I have Shiny Idea Syndrome, and also, I think, depression, which I manage. I am privileged and lucky, and still struggling to feel truly and fully secure for even one moment of the day. I need something people here call a vacation, despite feeling as though I am never working quite very-hard enough.
I do not like hearing myself complain, given the billions of people in this world who have problems far, far worse than I.
These thoughts spiral and reinforce themselves. This anxiety turns to guilt about anxiety, which creates more anxiety. I use hope and humour to keep my head above the waterline, but I am always treading, encumbered by problems of my own design.
This completes my obligation to Bee, who required that I write about my feelings. I believe that I feel better having done so, but I also believe that I might now feel worse. I did not expect this, and will need to consider whether a second journal entry describing any additional feelings will be a good idea or a bad one.

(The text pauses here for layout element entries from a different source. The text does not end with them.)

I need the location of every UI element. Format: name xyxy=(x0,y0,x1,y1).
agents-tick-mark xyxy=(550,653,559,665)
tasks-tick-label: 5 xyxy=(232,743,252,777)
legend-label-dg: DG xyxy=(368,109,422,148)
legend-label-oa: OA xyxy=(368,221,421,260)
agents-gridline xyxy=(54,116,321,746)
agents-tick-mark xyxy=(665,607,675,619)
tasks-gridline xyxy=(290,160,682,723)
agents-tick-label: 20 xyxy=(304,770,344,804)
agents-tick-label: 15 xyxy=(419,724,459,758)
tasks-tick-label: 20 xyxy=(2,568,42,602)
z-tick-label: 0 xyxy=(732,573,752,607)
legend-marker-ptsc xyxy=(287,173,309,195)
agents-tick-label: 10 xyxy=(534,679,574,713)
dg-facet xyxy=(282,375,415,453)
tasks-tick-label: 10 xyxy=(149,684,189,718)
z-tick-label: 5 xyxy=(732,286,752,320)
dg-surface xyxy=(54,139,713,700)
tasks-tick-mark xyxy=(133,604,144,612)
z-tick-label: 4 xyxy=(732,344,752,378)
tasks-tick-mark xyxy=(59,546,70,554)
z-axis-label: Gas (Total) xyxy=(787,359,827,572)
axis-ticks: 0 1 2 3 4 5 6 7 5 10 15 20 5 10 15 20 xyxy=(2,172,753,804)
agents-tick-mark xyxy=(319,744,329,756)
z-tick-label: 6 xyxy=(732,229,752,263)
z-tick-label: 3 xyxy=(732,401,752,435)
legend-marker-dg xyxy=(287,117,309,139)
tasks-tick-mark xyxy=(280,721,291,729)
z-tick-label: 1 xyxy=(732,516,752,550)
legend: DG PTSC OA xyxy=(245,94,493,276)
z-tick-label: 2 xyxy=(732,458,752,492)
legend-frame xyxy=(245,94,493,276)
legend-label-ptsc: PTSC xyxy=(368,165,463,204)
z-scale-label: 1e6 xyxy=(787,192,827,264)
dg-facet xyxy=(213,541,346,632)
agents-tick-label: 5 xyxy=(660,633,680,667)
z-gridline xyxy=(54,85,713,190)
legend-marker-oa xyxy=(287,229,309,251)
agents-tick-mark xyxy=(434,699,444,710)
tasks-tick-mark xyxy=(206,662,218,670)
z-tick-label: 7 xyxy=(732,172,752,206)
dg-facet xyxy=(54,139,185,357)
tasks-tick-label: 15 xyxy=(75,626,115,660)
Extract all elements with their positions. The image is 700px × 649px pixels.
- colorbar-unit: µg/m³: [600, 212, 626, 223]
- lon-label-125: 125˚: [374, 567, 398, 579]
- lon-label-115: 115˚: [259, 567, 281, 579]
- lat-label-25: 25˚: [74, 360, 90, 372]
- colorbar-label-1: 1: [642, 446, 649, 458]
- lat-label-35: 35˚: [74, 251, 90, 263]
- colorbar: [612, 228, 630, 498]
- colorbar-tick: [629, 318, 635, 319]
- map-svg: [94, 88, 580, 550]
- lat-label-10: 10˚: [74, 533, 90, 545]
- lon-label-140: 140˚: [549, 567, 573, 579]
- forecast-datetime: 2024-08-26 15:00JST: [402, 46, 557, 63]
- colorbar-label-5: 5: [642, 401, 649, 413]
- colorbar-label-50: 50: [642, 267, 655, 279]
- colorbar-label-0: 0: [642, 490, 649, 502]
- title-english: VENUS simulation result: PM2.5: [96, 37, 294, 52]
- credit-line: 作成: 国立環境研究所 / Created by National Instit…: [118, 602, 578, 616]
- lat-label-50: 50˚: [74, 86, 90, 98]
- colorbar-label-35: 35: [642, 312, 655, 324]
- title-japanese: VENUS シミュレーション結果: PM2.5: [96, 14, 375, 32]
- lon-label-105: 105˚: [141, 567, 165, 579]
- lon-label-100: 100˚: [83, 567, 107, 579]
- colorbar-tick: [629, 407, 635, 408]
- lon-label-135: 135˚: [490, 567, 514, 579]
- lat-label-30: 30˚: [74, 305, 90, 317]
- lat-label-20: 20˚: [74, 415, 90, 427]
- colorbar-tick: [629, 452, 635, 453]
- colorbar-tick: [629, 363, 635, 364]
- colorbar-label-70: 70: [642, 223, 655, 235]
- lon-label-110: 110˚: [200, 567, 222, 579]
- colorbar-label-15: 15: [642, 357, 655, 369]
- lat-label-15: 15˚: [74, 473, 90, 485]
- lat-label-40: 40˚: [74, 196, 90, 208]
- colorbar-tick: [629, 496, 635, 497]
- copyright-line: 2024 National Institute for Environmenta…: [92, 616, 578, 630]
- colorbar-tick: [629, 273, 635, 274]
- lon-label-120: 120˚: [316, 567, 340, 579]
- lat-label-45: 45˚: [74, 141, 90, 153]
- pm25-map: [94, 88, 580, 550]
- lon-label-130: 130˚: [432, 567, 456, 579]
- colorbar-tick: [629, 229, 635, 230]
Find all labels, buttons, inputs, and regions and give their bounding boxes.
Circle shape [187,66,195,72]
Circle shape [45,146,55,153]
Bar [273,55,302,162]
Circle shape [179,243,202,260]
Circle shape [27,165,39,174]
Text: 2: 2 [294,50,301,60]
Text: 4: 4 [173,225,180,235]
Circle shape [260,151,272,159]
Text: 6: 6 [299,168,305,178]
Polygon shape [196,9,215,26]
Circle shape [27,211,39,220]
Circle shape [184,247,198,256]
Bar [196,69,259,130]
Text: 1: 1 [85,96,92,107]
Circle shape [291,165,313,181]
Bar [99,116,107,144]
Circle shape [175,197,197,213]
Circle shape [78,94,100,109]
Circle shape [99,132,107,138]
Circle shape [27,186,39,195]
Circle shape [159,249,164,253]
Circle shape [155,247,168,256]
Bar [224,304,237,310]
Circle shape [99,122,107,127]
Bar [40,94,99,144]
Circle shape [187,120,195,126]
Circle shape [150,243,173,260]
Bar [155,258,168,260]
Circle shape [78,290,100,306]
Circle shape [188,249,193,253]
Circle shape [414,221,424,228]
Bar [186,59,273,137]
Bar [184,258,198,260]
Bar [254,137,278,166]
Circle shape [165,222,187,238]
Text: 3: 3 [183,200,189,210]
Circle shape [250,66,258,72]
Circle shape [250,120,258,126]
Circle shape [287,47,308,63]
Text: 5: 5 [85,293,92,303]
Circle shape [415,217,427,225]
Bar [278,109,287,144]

Section II: Intentional Magic – The Tire Swing Experiment
Roughly forty days ago, I had an Inkling that I needed something else – I believe the Inkling meant to mean that I wanted to move forward. I wanted to break my cyclical thinking and make incremental progress, as well as decremental progress; I wanted to increase the good habits and thoughts, and decrease the bad ones. Things were going in directions I had not planned, and the Principles of Poor Habits were expressing themselves in too-vivid detail. I did not any longer wish to oscillate between Better, and then Back Again.
I chose at some point then to commit to living in a world where my anxiety, expressed as some integer on a definable scale, would be one-or-more less than it had been before. To accomplish this, I chose to perform an act of Intentional Magic, a thing I have not attempted consciously in some years now. I recognize that Intentional Magic is considered quite fringe, and is naturally resistant to scientific proof. I have had somewhat enough of scientific proof at this point; my time here has made me nearly forget that there is more to Things than only that part of them. Folk are rather obsessed with it here, I have found. This is not uncommon during the 12th through 18th Awakening steps, according to the better texts I have encountered, or otherwise been made aware of, so I am remaining hopefully optimistic we’ll all get through this.
Following is the summary of the ritual I performed this Hallow’s Eve. I believe it to have worked, and perhaps that is all that now matters.
[Unfortunately, this appears to be precisely when the alleged Lightning Gun shootout took place, and Oakely’s description of the Intentional Magic Ritual appears to have been destroyed, or perhaps gone missing. His assailants might have absconded with them – this is a chilling thought. We are still analyzing the fragments that were found, and searching for where the latter half of his small note book might have gone. -B.N.]